11 November 2015

Melahirkan Pengusaha Muda

WIRAUSAHA - Dewasa ini, ada satu hal menarik yang terjadi di dunia bisnis. Fenomena tersebut adalah semakin berkembangnya iklim dan semangat pemuda untuk menjadi wirausaha. Salah satu bukti nyata, dapat dilihat dari maraknya berbagai kegiatan terkait dunia usaha seperti lokakarya di lingkungan pemuda. BLOGKATAHATIKU/IST
BLOGKATAHATIKU - Dewasa ini, ada satu hal menarik yang terjadi di dunia bisnis. Fenomena tersebut adalah semakin berkembangnya iklim dan semangat pemuda untuk menjadi wirausaha. Salah satu bukti nyata, dapat dilihat dari maraknya berbagai kegiatan terkait dunia usaha seperti lokakarya di lingkungan pemuda.
Tak terhitung, program simulasi bisnis (simbis), ide bisnis kreatif, marketing, hingga dana hibah untuk memulai suatu bisnis, terus bergulir dan mendapat sokongan berbagai pihak. Lantas, bagaimanakah seharusnya calon wirausaha muda menyikapi  fenomena-fenomena tersebut?
Secara umum, pemuda merupakan sosok yang penuh dinamika. Pemuda merupakan individu-individu yang bakal menjadi para wirausaha muda. Dengan segenap pengetahuannya ditambah ide-ide “liar” dan keberanian khas pemuda, merupakan modal awal yang telah dimiliki untuk menjadi pengusaha.

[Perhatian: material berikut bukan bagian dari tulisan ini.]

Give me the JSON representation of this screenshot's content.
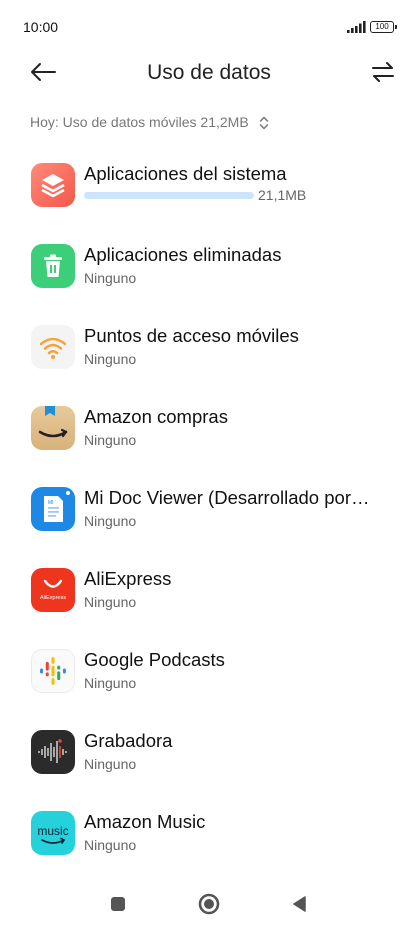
{
  "status_bar": {
    "time": "10:00",
    "battery": "100"
  },
  "header": {
    "title": "Uso de datos",
    "back_icon": "arrow-left-icon",
    "filter_icon": "swap-arrows-icon"
  },
  "summary": {
    "text": "Hoy: Uso de datos móviles 21,2MB"
  },
  "apps": [
    {
      "name": "Aplicaciones del sistema",
      "usage": "21,1MB",
      "usage_fraction": 1.0,
      "icon": "system-apps-icon"
    },
    {
      "name": "Aplicaciones eliminadas",
      "sub": "Ninguno",
      "icon": "trash-icon"
    },
    {
      "name": "Puntos de acceso móviles",
      "sub": "Ninguno",
      "icon": "wifi-hotspot-icon"
    },
    {
      "name": "Amazon compras",
      "sub": "Ninguno",
      "icon": "amazon-shopping-icon"
    },
    {
      "name": "Mi Doc Viewer (Desarrollado por…",
      "sub": "Ninguno",
      "icon": "doc-viewer-icon",
      "icon_text": "MI"
    },
    {
      "name": "AliExpress",
      "sub": "Ninguno",
      "icon": "aliexpress-icon",
      "icon_text": "AliExpress"
    },
    {
      "name": "Google Podcasts",
      "sub": "Ninguno",
      "icon": "google-podcasts-icon"
    },
    {
      "name": "Grabadora",
      "sub": "Ninguno",
      "icon": "recorder-icon"
    },
    {
      "name": "Amazon Music",
      "sub": "Ninguno",
      "icon": "amazon-music-icon",
      "icon_text": "music"
    }
  ],
  "nav": {
    "recents": "square-icon",
    "home": "circle-icon",
    "back": "triangle-back-icon"
  },
  "colors": {
    "usage_bar": "#cde4fb",
    "accent_blue": "#1e88e5"
  }
}
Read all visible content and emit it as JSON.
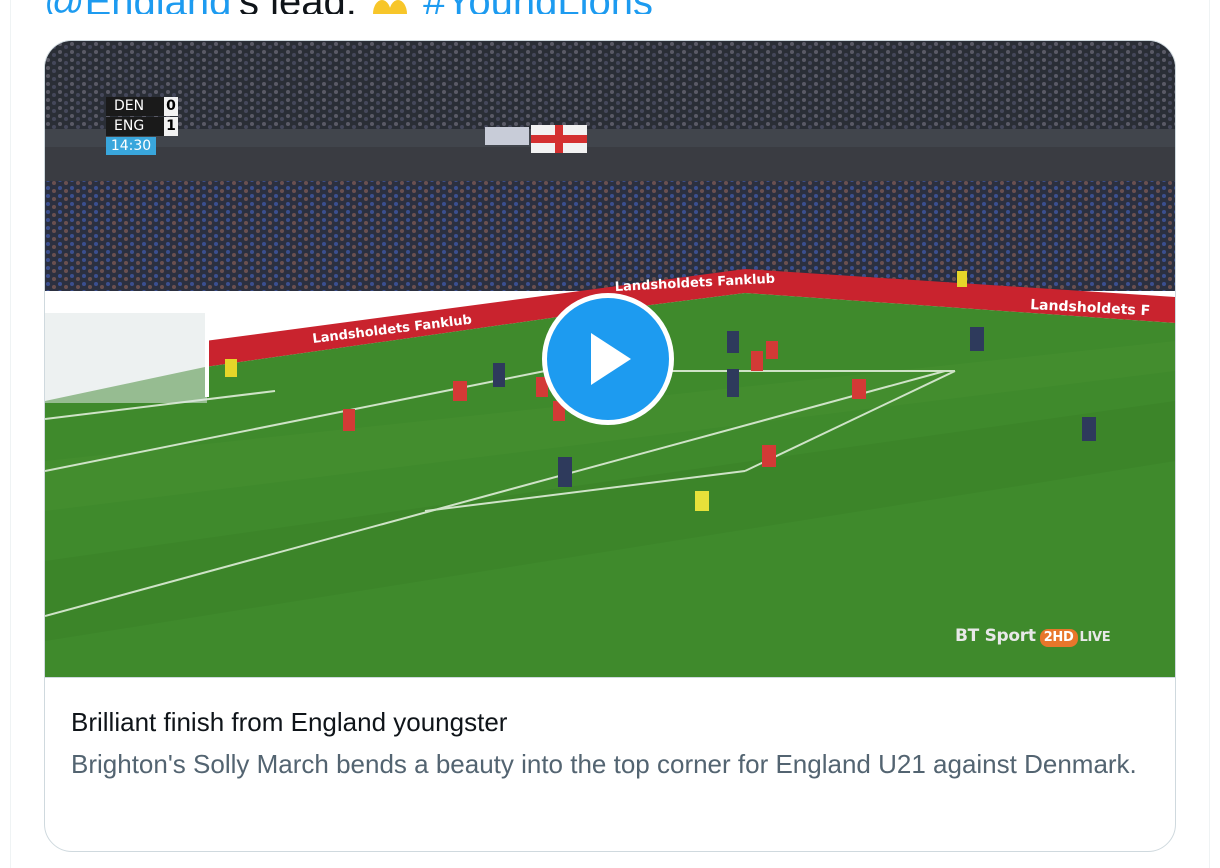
{
  "tweet": {
    "mention": "@England",
    "text_after_mention": "'s lead.",
    "hashtag": "#YoungLions",
    "emoji_name": "raising-hands-emoji"
  },
  "video": {
    "scoreboard": {
      "home_team": "DEN",
      "home_score": "0",
      "away_team": "ENG",
      "away_score": "1",
      "clock": "14:30"
    },
    "broadcaster": {
      "name": "BT Sport",
      "channel": "2HD",
      "status": "LIVE"
    },
    "ad_boards": {
      "left": "Landsholdets Fanklub",
      "center": "Landsholdets Fanklub",
      "right": "Landsholdets F"
    },
    "play_icon": "play-icon"
  },
  "card": {
    "title": "Brilliant finish from England youngster",
    "description": "Brighton's Solly March bends a beauty into the top corner for England U21 against Denmark."
  },
  "colors": {
    "accent": "#1d9bf0",
    "text_primary": "#0f1419",
    "text_secondary": "#536471",
    "border": "#cfd9de",
    "pitch": "#3f8a2c"
  }
}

Memang tidak bisa dipungkiri, telah cukup banyak lahir wirausaha muda. Sayangnya, jumlah ini masih sangat kecil jika dipersentasekan secara parsial dengan pengusaha mapan. Melihat realita ini, sudah sepatutnya pemuda diberikan perhatian lebih terkait pertumbuhan jumlah wirausaha muda di Indonesia. Di sinilah peran penting pemerintah dalam menstimulus agar jiwa-jiwa entrepreneur kaum muda dapat tumbuh, sehingga tidak lagi menjadi “kuli” di negeri sendiri. Pemuda seharusnya tidak lagi mencari pekerjaan pasca lulus kuliah misalnya, tetapi justru merekalah yang menyediakan lapangan pekerjaan baru bagi masyarakat luas.
Salah satu cara paling efektif jika pemuda masih berstatus mahasiswa adalah menyediakan kurikulum khusus terkait entrepreneur. Kurikulum ini dapat dijadikan kurikulum wajib universitas, sehingga kurikulum harus diambil para mahasiswa lintas fakultas tanpa memandang mahasiswa dari jurusan apapun.
Adakan program pembimbingan yang berkesinambungan. Sebagai orang awam yang terjun di dunia bisnis, pemuda tentu belum cukup banyak merasakan asam-garam dunia bisnis. Di sinilah letak pentingnya bimbingan dari berbagai pakar dan praktisi untuk menjadi mentor bagi pemuda, sehingga bisnis yang ditekuni mereka dapat berjalan tanpa terputus di tengah jalan.
Itulah beberapa hal yang dapat dilakukan untuk menghasilkan para wirausaha muda. Mengingat angka pengangguran dan kemiskinan yang masih begitu tinggi, kehadiran para pengusaha baru dapat menjadi oase kehidupan dan solusi bagi berbagai permasalahan sosial bangsa ini.